Every day we are likewise invited to Herod's banquet. Often we do not immediately realize that we are being tempted by evil. Sin always begins with a small thing. Herod at first even delighted in listening to John the Baptist; inwardly he realized the sinfulness of his conduct, but he did not war against sin and he ended up murdering the great Saint. We go to Herod's sordid banquet each time instead of good we choose carnal, sinful pleasures and hardheartedness; each time we choose to disregard our souls, and so forth.
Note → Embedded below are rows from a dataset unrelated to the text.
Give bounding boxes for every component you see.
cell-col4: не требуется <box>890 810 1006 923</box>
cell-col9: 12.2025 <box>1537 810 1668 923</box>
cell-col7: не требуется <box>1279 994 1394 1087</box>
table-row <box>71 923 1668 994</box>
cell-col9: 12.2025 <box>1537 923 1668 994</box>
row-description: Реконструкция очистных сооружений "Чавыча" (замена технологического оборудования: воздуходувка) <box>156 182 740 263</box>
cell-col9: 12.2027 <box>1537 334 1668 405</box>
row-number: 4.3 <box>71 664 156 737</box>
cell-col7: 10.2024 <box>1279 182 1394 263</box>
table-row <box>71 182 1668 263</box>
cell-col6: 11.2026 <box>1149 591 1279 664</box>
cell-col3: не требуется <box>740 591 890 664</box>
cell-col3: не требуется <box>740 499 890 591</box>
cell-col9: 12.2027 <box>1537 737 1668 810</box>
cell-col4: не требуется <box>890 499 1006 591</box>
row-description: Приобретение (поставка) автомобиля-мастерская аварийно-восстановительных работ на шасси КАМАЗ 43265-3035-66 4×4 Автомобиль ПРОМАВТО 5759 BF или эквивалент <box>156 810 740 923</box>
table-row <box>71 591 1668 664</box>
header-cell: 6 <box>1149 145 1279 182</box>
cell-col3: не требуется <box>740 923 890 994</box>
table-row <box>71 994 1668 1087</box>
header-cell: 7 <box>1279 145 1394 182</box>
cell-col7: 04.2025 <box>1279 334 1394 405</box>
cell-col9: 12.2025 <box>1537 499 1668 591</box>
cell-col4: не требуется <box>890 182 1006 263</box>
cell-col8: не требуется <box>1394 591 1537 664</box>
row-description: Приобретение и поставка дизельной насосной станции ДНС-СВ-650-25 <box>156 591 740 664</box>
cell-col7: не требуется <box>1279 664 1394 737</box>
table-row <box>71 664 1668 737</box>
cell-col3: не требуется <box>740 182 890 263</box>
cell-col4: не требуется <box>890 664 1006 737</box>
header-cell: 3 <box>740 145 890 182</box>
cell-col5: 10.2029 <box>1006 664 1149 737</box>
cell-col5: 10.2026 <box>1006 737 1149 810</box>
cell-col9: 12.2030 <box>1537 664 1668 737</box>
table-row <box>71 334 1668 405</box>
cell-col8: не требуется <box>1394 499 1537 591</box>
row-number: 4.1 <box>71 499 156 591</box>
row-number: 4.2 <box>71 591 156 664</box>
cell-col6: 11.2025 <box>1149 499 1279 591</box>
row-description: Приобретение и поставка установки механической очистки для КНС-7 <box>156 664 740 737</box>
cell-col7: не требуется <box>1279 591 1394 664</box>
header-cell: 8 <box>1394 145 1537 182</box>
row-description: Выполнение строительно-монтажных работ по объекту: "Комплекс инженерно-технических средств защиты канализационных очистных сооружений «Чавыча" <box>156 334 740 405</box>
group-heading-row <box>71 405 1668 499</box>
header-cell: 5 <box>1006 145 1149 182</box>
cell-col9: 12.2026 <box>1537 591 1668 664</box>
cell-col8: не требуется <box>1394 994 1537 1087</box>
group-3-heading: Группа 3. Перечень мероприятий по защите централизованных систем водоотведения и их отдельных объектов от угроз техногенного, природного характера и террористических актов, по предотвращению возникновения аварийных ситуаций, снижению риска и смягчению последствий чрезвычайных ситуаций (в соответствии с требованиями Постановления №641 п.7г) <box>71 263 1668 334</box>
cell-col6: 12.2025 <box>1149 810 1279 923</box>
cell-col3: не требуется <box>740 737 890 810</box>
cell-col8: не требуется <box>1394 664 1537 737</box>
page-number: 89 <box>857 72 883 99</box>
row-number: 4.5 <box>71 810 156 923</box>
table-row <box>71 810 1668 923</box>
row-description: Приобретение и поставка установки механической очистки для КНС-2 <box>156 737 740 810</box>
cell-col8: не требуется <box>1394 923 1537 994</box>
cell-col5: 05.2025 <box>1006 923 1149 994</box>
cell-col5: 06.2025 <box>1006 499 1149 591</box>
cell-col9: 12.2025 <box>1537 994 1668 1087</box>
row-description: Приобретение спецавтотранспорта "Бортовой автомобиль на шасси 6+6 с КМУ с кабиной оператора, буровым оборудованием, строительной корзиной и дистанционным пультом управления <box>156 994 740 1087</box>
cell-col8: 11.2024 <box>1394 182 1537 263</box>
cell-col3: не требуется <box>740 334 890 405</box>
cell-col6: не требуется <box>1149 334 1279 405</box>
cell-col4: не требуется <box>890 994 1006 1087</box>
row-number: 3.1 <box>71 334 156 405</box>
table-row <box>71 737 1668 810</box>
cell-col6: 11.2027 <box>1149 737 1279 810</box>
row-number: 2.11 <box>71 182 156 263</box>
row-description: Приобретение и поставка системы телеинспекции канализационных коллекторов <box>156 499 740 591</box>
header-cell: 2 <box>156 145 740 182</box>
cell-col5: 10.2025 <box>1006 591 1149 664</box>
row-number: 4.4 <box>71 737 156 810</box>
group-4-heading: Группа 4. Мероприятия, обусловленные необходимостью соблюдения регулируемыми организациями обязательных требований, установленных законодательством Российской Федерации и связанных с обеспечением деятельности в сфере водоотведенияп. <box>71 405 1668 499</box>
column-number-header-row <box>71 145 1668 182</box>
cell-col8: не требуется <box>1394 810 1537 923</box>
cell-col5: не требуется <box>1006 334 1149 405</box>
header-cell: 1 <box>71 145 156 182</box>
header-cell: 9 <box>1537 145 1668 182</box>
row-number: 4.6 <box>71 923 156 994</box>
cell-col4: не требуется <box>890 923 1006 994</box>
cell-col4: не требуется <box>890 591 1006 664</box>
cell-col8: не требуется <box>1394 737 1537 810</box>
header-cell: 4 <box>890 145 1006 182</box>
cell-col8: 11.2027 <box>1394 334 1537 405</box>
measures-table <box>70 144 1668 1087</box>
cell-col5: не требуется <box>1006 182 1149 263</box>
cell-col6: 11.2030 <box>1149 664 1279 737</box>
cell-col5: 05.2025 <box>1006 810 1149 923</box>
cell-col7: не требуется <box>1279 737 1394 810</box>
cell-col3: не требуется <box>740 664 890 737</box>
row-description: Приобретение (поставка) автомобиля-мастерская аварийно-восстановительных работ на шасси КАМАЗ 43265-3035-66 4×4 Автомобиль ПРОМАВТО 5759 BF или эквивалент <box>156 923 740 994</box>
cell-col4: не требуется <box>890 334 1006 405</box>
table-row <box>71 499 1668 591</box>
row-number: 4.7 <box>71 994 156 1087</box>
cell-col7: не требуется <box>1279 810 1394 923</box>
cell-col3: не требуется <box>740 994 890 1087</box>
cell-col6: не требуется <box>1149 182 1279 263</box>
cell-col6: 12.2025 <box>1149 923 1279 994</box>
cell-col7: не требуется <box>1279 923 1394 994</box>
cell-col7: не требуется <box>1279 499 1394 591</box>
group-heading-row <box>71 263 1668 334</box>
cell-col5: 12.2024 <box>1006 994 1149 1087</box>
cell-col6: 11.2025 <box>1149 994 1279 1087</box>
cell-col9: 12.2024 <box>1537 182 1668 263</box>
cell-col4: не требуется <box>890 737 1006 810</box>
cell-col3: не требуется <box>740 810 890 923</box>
Once having begun with what appears small or trivial, it is difficult to stop, and if afterwards we do not catch ourselves in time and do not forcefully take ourselves in hand, we can fall into grave sins and crimes, for which eternal torments await us.

Even now John the Baptist calls to each of us: Repent, for the Kingdom of Heaven is at hand. Repent, in order to enjoy the supper of the Lamb, slain for the sins of the whole world, in the bright, eternal mansions, and not to share with the devil the banquet of malice and torment in Tartarus (in the nether regions) and outer darkness.